# Lucid Dreaming > Attaining Lucidity > Dream Signs and Recall >  >  dream of an ex bf  getting married in my dream

## liberty1963

I used to dream of my ex all the time of him or I searching for each other..... We broke up in 2008. I have not heard, talked, or emailed him since 2008. We live in two separate states. We dated from 2006-2008. And from 1998-2001. I'm dating a guy now.
I had a dream that my ex bf was getting married in my dream.
My dream was in a building and there were so many people. 
I was looking for him and I found him with women in a wedding dress.
I did not see her face just back of her. He turned and looked at me. I yelled "NOOOOO" and ran crying in tears. Then he was following me as I ran out of building. He was looking for me but I  just continue to run and cry. Then I woke up from my dream. I remember every detail of it. Its been weeks since that dream and I remember it so clear. When I woke up from my dream.... I felt very sad.
Since my dream of him getting married.....all my dreams of him stopped...stopped. 
 I hate it. 
Any suggestions?

----------


## theCambino

As cliché as it sounds, there are dreams that will make you sad or disappointed and then there are those ones that make you happy or grateful. And _personally_, you'd have more grim or disappointing dreams when you're stressed over something during waking life [especially during finals week].

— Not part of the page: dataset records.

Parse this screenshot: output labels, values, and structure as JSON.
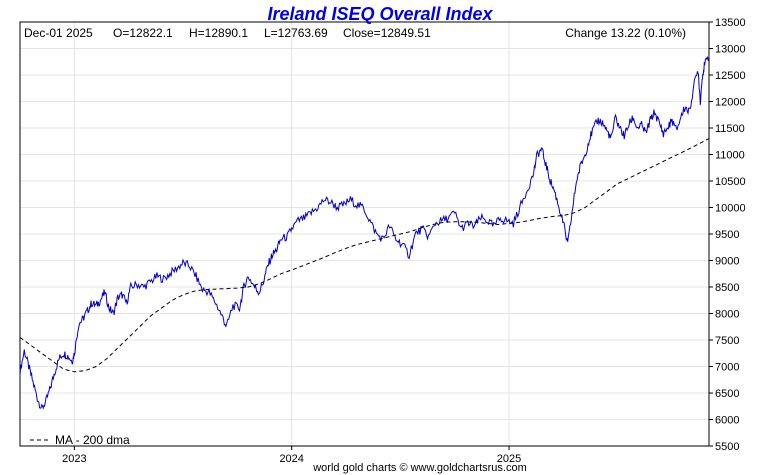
{
  "chart_data": {
    "type": "line",
    "title": "Ireland ISEQ Overall Index",
    "header": {
      "date": "Dec-01  2025",
      "open": "O=12822.1",
      "high": "H=12890.1",
      "low": "L=12763.69",
      "close": "Close=12849.51",
      "change": "Change 13.22 (0.10%)"
    },
    "ylim": [
      5500,
      13500
    ],
    "y_ticks": [
      "5500",
      "6000",
      "6500",
      "7000",
      "7500",
      "8000",
      "8500",
      "9000",
      "9500",
      "10000",
      "10500",
      "11000",
      "11500",
      "12000",
      "12500",
      "13000",
      "13500"
    ],
    "xlim": [
      2022.75,
      2025.92
    ],
    "x_ticks": [
      {
        "label": "2023",
        "value": 2023.0
      },
      {
        "label": "2024",
        "value": 2024.0
      },
      {
        "label": "2025",
        "value": 2025.0
      }
    ],
    "grid": true,
    "legend_placement": "bottom-left",
    "legend": "MA - 200 dma",
    "credit": "world gold charts © www.goldchartsrus.com",
    "series": [
      {
        "kind": "price",
        "color": "#0000cc",
        "points": [
          [
            2022.75,
            6900
          ],
          [
            2022.77,
            7300
          ],
          [
            2022.79,
            7000
          ],
          [
            2022.81,
            6700
          ],
          [
            2022.83,
            6400
          ],
          [
            2022.85,
            6200
          ],
          [
            2022.87,
            6350
          ],
          [
            2022.89,
            6600
          ],
          [
            2022.91,
            6900
          ],
          [
            2022.93,
            7150
          ],
          [
            2022.95,
            7250
          ],
          [
            2022.97,
            7200
          ],
          [
            2022.99,
            7100
          ],
          [
            2023.0,
            7250
          ],
          [
            2023.02,
            7800
          ],
          [
            2023.04,
            7900
          ],
          [
            2023.06,
            8050
          ],
          [
            2023.08,
            8200
          ],
          [
            2023.1,
            8150
          ],
          [
            2023.12,
            8250
          ],
          [
            2023.14,
            8400
          ],
          [
            2023.16,
            8100
          ],
          [
            2023.18,
            8000
          ],
          [
            2023.2,
            8300
          ],
          [
            2023.22,
            8350
          ],
          [
            2023.24,
            8200
          ],
          [
            2023.26,
            8500
          ],
          [
            2023.29,
            8550
          ],
          [
            2023.32,
            8500
          ],
          [
            2023.35,
            8600
          ],
          [
            2023.38,
            8700
          ],
          [
            2023.41,
            8650
          ],
          [
            2023.44,
            8750
          ],
          [
            2023.47,
            8850
          ],
          [
            2023.5,
            8950
          ],
          [
            2023.53,
            8900
          ],
          [
            2023.56,
            8700
          ],
          [
            2023.59,
            8450
          ],
          [
            2023.62,
            8400
          ],
          [
            2023.65,
            8200
          ],
          [
            2023.68,
            7950
          ],
          [
            2023.7,
            7750
          ],
          [
            2023.73,
            8150
          ],
          [
            2023.76,
            8100
          ],
          [
            2023.78,
            8500
          ],
          [
            2023.8,
            8700
          ],
          [
            2023.83,
            8500
          ],
          [
            2023.85,
            8400
          ],
          [
            2023.87,
            8600
          ],
          [
            2023.89,
            8900
          ],
          [
            2023.91,
            9100
          ],
          [
            2023.93,
            9200
          ],
          [
            2023.95,
            9400
          ],
          [
            2023.98,
            9450
          ],
          [
            2024.0,
            9600
          ],
          [
            2024.03,
            9750
          ],
          [
            2024.06,
            9800
          ],
          [
            2024.09,
            9900
          ],
          [
            2024.12,
            10000
          ],
          [
            2024.15,
            10150
          ],
          [
            2024.18,
            10100
          ],
          [
            2024.21,
            10000
          ],
          [
            2024.24,
            10050
          ],
          [
            2024.27,
            10150
          ],
          [
            2024.3,
            10050
          ],
          [
            2024.33,
            10000
          ],
          [
            2024.36,
            9750
          ],
          [
            2024.39,
            9500
          ],
          [
            2024.42,
            9400
          ],
          [
            2024.45,
            9650
          ],
          [
            2024.48,
            9400
          ],
          [
            2024.51,
            9300
          ],
          [
            2024.54,
            9100
          ],
          [
            2024.57,
            9500
          ],
          [
            2024.6,
            9600
          ],
          [
            2024.63,
            9450
          ],
          [
            2024.66,
            9700
          ],
          [
            2024.69,
            9750
          ],
          [
            2024.72,
            9800
          ],
          [
            2024.75,
            9900
          ],
          [
            2024.78,
            9600
          ],
          [
            2024.81,
            9700
          ],
          [
            2024.84,
            9650
          ],
          [
            2024.87,
            9800
          ],
          [
            2024.9,
            9750
          ],
          [
            2024.93,
            9650
          ],
          [
            2024.96,
            9800
          ],
          [
            2024.99,
            9750
          ],
          [
            2025.02,
            9700
          ],
          [
            2025.05,
            10000
          ],
          [
            2025.08,
            10300
          ],
          [
            2025.11,
            10600
          ],
          [
            2025.13,
            11000
          ],
          [
            2025.15,
            11100
          ],
          [
            2025.17,
            10800
          ],
          [
            2025.19,
            10500
          ],
          [
            2025.21,
            10300
          ],
          [
            2025.23,
            10000
          ],
          [
            2025.25,
            9700
          ],
          [
            2025.27,
            9300
          ],
          [
            2025.29,
            9900
          ],
          [
            2025.31,
            10500
          ],
          [
            2025.33,
            10800
          ],
          [
            2025.35,
            11000
          ],
          [
            2025.37,
            11300
          ],
          [
            2025.39,
            11500
          ],
          [
            2025.41,
            11650
          ],
          [
            2025.43,
            11600
          ],
          [
            2025.45,
            11450
          ],
          [
            2025.47,
            11300
          ],
          [
            2025.49,
            11700
          ],
          [
            2025.51,
            11500
          ],
          [
            2025.53,
            11350
          ],
          [
            2025.55,
            11550
          ],
          [
            2025.57,
            11700
          ],
          [
            2025.59,
            11500
          ],
          [
            2025.61,
            11550
          ],
          [
            2025.63,
            11400
          ],
          [
            2025.65,
            11650
          ],
          [
            2025.67,
            11800
          ],
          [
            2025.69,
            11600
          ],
          [
            2025.71,
            11400
          ],
          [
            2025.73,
            11500
          ],
          [
            2025.75,
            11650
          ],
          [
            2025.77,
            11450
          ],
          [
            2025.79,
            11700
          ],
          [
            2025.81,
            11900
          ],
          [
            2025.83,
            11800
          ],
          [
            2025.85,
            12300
          ],
          [
            2025.87,
            12600
          ],
          [
            2025.88,
            12000
          ],
          [
            2025.89,
            12500
          ],
          [
            2025.9,
            12700
          ],
          [
            2025.92,
            12850
          ]
        ]
      },
      {
        "kind": "ma",
        "name": "MA - 200 dma",
        "color": "#000000",
        "points": [
          [
            2022.75,
            7550
          ],
          [
            2022.8,
            7400
          ],
          [
            2022.85,
            7250
          ],
          [
            2022.9,
            7100
          ],
          [
            2022.95,
            6950
          ],
          [
            2023.0,
            6900
          ],
          [
            2023.05,
            6920
          ],
          [
            2023.1,
            7000
          ],
          [
            2023.15,
            7150
          ],
          [
            2023.2,
            7350
          ],
          [
            2023.25,
            7550
          ],
          [
            2023.3,
            7750
          ],
          [
            2023.35,
            7950
          ],
          [
            2023.4,
            8100
          ],
          [
            2023.45,
            8250
          ],
          [
            2023.5,
            8350
          ],
          [
            2023.55,
            8420
          ],
          [
            2023.6,
            8450
          ],
          [
            2023.65,
            8460
          ],
          [
            2023.7,
            8470
          ],
          [
            2023.75,
            8480
          ],
          [
            2023.8,
            8500
          ],
          [
            2023.85,
            8560
          ],
          [
            2023.9,
            8650
          ],
          [
            2023.95,
            8750
          ],
          [
            2024.0,
            8820
          ],
          [
            2024.05,
            8900
          ],
          [
            2024.1,
            8980
          ],
          [
            2024.15,
            9060
          ],
          [
            2024.2,
            9150
          ],
          [
            2024.25,
            9230
          ],
          [
            2024.3,
            9300
          ],
          [
            2024.35,
            9350
          ],
          [
            2024.4,
            9400
          ],
          [
            2024.45,
            9450
          ],
          [
            2024.5,
            9500
          ],
          [
            2024.55,
            9550
          ],
          [
            2024.6,
            9620
          ],
          [
            2024.65,
            9680
          ],
          [
            2024.7,
            9720
          ],
          [
            2024.75,
            9730
          ],
          [
            2024.8,
            9730
          ],
          [
            2024.85,
            9720
          ],
          [
            2024.9,
            9700
          ],
          [
            2024.95,
            9680
          ],
          [
            2025.0,
            9700
          ],
          [
            2025.05,
            9720
          ],
          [
            2025.1,
            9760
          ],
          [
            2025.15,
            9800
          ],
          [
            2025.2,
            9830
          ],
          [
            2025.25,
            9850
          ],
          [
            2025.3,
            9900
          ],
          [
            2025.35,
            10000
          ],
          [
            2025.4,
            10150
          ],
          [
            2025.45,
            10300
          ],
          [
            2025.5,
            10450
          ],
          [
            2025.55,
            10550
          ],
          [
            2025.6,
            10650
          ],
          [
            2025.65,
            10750
          ],
          [
            2025.7,
            10850
          ],
          [
            2025.75,
            10950
          ],
          [
            2025.8,
            11050
          ],
          [
            2025.85,
            11150
          ],
          [
            2025.92,
            11300
          ]
        ]
      }
    ]
  }
}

Although, for what it's worth...
www.dreamviews.com/132259/





> You can fool yourself in a LD. You can do whatever you believe you can do in a LD and some people would claim killing DC's is horrible since you're killing a part of yourself. I don't believe that. I think it's more of a question of morality. I wouldn't go around killing DC's just for the fun of it. Even dreams in which I decide to be evil and try out some powers I kinda feel bad afterwards. I've been a vampire a few times and it's pretty awesome though. 
> 
> If you believe that a particular DC, say a friend you often meet in your LD's, will die and never come back in your dreams then there's a chance he/she might not. Most likely however they'll turn up sooner or later. It's all about what you believe



to reiterate...





> They are figments of your imagination. No big deal.



DCs will come and go. Just believe. And maybe not dwell too much on non-lucids?

----------


## Livtoniac

You want to continue dreaming about your ex? Look at your photos together, think of your time together, etc...

----------


## isthisit

> Since my dream of him getting married.....all my dreams of him stopped...stopped. 
>  I hate it. 
> Any suggestions?




I take it you still wanted him and thats why you liked dreaming of him? Maybe your mind did this on purpose so you can finally move on?

----------